The late filmmaker was the supreme cinematic poet of memory, and thus of loss and regret.
By Richard Brody
There’s a special pain to the news of the death of the British filmmaker Terence Davies on Saturday at the age of seventy-seven: his career, filled with some of the greatest movies of the past forty years, has always seemed just to be getting started, and, to the end, he kept the exuberant bearing of youth. He was past forty when he made his first feature, “Distant Voices, Still Lives” (1988)—one of the most original of all début features—and he only made eight more, not because he worked slowly but because the money was slow in coming. Although Davies was among the most accomplished of filmmakers, he remained a perpetual beginner, always on the verge of breaking out but never quite getting there. He reached old age with too few films made—a grievous loss to the history of cinema—but with the ardor, the urgency, and the curiosity of youth unabated. He never made a “late” film; no work of his suggests a detached philosophical overview or a foot in the beyond. The paradoxes and complexities of his character run through his output and his life—and they were also very much on the surface, on public display.

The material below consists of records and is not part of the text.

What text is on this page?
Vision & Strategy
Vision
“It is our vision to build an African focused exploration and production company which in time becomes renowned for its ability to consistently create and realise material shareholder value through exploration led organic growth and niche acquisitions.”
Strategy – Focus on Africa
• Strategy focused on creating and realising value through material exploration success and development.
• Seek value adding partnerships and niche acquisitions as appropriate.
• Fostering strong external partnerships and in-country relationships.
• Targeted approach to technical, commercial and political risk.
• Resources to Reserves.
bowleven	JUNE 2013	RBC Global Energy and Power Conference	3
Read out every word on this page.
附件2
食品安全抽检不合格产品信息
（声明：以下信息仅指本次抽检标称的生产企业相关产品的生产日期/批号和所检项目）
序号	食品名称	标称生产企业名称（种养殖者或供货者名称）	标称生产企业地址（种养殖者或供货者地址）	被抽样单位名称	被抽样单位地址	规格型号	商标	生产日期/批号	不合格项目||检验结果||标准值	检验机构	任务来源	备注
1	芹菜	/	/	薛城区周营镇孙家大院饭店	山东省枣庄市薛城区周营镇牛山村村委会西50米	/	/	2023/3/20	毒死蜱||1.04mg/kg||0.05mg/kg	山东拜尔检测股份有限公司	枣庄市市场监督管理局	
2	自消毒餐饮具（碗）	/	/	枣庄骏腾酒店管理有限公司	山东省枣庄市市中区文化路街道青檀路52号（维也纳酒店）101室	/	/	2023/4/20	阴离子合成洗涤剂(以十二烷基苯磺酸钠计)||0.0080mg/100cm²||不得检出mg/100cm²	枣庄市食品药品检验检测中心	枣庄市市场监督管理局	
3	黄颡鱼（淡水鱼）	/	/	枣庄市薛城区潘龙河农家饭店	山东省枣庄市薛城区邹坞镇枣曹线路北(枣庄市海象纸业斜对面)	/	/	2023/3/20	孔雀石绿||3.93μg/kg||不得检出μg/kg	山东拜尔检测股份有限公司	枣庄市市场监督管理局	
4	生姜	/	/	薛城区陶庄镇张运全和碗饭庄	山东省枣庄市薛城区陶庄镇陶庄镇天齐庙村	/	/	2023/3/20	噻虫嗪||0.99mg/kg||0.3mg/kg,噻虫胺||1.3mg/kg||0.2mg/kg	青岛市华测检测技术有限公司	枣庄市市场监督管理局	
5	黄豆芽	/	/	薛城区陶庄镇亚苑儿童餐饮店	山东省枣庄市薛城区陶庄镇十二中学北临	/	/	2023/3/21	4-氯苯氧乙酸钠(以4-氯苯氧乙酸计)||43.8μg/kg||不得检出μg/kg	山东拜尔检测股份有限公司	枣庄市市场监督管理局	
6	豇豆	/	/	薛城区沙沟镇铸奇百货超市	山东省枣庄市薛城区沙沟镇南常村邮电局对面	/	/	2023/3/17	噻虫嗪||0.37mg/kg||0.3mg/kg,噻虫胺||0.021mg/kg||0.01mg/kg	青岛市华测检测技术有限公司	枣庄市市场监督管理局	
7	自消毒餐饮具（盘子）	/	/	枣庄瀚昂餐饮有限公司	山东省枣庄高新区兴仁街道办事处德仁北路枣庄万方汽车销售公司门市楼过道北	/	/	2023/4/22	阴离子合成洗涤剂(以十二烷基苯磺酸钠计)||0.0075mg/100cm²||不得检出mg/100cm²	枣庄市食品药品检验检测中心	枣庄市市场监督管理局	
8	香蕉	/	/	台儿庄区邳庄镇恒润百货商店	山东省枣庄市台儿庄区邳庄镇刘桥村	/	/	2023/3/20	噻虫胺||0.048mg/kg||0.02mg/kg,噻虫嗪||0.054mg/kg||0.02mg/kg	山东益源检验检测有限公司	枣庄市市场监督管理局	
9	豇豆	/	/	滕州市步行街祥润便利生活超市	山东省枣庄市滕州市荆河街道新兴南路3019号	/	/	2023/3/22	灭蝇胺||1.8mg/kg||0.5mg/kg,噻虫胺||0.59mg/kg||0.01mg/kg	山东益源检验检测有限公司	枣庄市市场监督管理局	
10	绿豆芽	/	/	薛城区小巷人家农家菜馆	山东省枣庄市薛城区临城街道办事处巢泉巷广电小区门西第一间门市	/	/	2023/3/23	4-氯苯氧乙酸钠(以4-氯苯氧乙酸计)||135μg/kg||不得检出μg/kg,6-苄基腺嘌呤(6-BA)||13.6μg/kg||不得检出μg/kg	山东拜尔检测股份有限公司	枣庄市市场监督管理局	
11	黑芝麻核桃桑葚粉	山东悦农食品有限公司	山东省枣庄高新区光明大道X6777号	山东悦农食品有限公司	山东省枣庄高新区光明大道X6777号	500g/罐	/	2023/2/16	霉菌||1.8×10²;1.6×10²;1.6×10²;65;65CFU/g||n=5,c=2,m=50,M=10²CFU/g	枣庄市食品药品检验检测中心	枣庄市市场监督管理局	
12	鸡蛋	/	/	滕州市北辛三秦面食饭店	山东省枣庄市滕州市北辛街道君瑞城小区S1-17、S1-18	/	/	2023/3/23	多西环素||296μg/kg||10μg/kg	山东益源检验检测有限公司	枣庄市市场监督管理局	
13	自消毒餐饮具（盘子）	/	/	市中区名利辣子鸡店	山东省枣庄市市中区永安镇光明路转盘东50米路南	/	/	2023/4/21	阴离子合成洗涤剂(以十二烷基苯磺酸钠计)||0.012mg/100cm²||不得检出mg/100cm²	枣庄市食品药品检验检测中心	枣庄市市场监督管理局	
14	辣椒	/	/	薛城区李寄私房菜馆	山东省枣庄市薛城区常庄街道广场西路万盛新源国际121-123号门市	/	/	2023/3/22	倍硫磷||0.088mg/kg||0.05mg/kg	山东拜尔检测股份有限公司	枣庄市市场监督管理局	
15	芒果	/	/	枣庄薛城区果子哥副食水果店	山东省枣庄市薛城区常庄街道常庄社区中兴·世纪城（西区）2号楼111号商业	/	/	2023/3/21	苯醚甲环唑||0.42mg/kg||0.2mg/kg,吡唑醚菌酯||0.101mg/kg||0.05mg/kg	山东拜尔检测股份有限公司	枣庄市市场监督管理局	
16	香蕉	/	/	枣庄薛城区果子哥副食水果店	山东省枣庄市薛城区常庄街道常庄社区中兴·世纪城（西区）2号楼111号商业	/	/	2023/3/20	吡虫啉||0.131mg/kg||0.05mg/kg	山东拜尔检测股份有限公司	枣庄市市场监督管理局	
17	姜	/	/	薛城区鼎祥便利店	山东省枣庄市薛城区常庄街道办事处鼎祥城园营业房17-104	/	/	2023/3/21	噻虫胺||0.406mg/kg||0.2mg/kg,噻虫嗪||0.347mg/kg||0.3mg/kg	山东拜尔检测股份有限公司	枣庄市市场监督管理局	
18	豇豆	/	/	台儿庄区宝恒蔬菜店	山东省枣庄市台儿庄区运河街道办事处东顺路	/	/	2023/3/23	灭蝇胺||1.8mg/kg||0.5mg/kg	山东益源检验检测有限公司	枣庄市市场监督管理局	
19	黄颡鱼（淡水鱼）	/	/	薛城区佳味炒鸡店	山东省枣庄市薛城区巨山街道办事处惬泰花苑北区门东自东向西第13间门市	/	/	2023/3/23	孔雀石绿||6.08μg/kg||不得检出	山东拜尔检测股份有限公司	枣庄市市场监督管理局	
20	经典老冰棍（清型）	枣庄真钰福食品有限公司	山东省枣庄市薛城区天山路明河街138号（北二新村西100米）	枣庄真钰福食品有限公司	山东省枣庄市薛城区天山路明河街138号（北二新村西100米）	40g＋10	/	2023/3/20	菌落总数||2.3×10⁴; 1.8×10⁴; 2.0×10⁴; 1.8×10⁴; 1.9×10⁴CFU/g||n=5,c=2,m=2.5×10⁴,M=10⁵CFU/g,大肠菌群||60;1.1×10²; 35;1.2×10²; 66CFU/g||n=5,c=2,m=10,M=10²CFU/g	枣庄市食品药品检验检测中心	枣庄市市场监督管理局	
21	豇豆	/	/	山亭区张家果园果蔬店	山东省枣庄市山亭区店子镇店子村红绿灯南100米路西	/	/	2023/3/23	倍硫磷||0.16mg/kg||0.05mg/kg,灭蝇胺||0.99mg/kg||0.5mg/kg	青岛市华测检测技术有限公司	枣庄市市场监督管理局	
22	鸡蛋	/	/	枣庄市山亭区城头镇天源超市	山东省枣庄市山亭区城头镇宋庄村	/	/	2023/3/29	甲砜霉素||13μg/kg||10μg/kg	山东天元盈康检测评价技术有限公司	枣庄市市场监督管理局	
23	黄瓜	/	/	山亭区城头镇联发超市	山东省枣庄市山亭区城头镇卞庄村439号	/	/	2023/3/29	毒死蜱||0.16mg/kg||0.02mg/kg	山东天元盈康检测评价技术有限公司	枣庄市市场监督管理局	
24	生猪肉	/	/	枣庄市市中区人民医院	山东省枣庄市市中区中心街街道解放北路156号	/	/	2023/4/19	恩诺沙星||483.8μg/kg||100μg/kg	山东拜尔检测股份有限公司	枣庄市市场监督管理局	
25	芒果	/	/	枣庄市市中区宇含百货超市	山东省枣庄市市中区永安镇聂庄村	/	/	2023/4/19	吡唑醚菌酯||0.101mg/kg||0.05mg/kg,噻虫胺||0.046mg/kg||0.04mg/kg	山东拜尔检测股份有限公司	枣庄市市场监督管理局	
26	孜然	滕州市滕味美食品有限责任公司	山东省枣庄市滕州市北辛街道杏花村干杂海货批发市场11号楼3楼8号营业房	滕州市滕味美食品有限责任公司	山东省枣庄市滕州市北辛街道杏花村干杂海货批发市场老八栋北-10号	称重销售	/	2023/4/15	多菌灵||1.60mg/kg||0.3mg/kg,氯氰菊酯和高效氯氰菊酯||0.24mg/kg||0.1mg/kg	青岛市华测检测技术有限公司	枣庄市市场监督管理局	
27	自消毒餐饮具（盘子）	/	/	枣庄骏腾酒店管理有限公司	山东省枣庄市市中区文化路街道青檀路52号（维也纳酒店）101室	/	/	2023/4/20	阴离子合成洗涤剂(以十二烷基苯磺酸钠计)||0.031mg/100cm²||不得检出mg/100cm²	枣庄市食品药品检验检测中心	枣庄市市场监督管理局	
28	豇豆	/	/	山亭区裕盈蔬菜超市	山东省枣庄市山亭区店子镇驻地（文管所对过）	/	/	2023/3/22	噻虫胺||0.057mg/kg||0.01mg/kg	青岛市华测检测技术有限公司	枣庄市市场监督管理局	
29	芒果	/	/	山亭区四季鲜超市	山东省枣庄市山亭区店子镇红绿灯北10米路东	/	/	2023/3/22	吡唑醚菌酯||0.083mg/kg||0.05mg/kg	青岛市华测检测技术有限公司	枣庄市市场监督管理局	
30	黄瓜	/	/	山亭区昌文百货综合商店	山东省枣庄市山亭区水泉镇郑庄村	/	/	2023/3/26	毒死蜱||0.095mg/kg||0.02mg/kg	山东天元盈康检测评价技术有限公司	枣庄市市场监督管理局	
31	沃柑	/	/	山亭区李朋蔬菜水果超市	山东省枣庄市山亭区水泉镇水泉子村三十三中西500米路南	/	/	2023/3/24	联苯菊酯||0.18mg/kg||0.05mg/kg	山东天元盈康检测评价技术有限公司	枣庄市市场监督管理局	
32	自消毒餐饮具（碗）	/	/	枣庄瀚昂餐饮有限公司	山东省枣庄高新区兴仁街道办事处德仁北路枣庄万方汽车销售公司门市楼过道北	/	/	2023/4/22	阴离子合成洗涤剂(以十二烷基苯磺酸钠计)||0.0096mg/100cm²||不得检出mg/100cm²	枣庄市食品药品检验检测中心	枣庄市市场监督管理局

I had the honor and the pleasure of meeting Davies on several occasions (including onstage, in 2016, at The New Yorker Festival). In person, he was hearty and vigorous, wryly and effervescently humorous, a trait that spilled over into his cinematic taste: he expressed unflagging enthusiasm for classic Hollywood musicals at every chance he got, whether in front of an audience at moma, about a decade ago, or in his ballot for the 2022 Sight and Sound poll. Yet his own films were marked by a keen sense of ambient tragedy and often scarred by the horrors of war. The American experience of the Second World War shapes “The Neon Bible,” and the British experience of it shapes “The Deep Blue Sea.” (A scene of Londoners seeking shelter in an Underground station during a German bombing raid is one of his most spectacular creations.) The Civil War is an important part of his Emily Dickinson bio-pic “A Quiet Passion,” and the First World War is decisive in “Sunset Song.” It is also the very heart of his last film, “Benediction,” a bio-pic about the poet Siegfried Sassoon.